Bilder im Frankfurter Museum Städel: Demenzpatienten diskutieren über Kunst

© Schall / Goethe-Universität Frankfurt

FRANKFURT AM MAIN. Das Städel Museum und der Arbeitsbereich Altersmedizin der Goethe-Universität Frankfurt am Main haben ein medizinisches Pilotprojekt für Menschen mit Demenz gestartet.

ARTEMIS (ART Encounters: a Museum Intervention Study) ist die erste umfassende wissenschaftliche Studie zur interaktiven Kunstvermittlung und den therapeutischen Potenzialen von Kunsttherapie bei Demenz im deutschsprachigen Raum.

Regelmäßig ins Museum

In diesem Projekt wird untersucht, welchen Beitrag regelmäßige Museumsbesuche und die interaktive Beschäftigung mit Kunst leisten können, um das emotionale Wohlbefinden und das Kommunikationsverhalten von Menschen mit leichter bis mittelgradiger Demenz zu steigern und die Beziehung zu ihren betreuenden Angehörigen zu verbessern.

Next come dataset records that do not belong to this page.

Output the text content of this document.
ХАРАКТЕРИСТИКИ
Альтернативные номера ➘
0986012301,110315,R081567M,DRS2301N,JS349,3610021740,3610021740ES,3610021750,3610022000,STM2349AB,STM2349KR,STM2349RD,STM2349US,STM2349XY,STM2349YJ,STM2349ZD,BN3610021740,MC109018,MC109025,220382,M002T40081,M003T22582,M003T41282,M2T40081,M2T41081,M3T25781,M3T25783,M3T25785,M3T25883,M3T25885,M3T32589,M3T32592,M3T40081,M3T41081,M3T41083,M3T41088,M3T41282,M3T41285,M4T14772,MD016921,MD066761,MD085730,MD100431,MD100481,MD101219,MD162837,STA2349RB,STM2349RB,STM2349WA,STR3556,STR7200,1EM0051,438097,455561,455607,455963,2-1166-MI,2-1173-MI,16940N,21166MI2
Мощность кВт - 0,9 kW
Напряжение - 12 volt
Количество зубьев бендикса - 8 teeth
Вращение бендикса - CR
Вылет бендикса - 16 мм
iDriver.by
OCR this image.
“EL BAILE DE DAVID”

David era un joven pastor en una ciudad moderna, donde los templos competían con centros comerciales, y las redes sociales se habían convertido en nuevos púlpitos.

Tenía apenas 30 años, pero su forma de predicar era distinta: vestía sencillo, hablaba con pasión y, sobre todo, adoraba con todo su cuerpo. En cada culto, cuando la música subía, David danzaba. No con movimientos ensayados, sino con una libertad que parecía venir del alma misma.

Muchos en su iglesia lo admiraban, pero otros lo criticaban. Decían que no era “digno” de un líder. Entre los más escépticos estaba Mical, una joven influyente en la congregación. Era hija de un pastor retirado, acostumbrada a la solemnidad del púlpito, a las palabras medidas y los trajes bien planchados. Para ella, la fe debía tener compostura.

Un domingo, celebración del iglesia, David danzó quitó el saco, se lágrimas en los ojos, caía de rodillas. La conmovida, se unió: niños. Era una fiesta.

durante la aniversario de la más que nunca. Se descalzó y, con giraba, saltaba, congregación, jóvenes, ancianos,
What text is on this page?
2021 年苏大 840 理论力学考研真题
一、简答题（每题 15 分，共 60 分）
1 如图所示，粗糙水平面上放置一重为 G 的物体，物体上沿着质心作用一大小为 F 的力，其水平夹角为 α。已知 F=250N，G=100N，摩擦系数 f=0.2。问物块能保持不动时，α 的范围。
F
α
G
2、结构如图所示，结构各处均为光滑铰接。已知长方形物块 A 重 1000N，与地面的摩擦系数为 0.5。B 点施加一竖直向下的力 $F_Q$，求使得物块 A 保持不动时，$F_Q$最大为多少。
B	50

Zudem soll auf diese Weise Menschen mit Demenz und ihren durch die Pflege eingebundenen Angehörigen ein Stück gesellschaftliche Teilhabe und soziale Integration ermöglicht werden.

"Die Begegnung mit Kunst ist Teil unserer Kultur. Dass Menschen mit Demenz in vielerlei Hinsicht hiervon profitieren können, scheint erst einmal intuitiv richtig. Bislang steht der wissenschaftliche Nachweis allerdings noch aus. Dieser ist jedoch eine wichtige Voraussetzung für eine breite Anwendung und soll durch das ARTEMIS-Projekt erstmalig erbracht werden", so Professor Johannes Pantel, Leiter des Arbeitsbereichs Altersmedizin an der Goethe-Universität Frankfurt.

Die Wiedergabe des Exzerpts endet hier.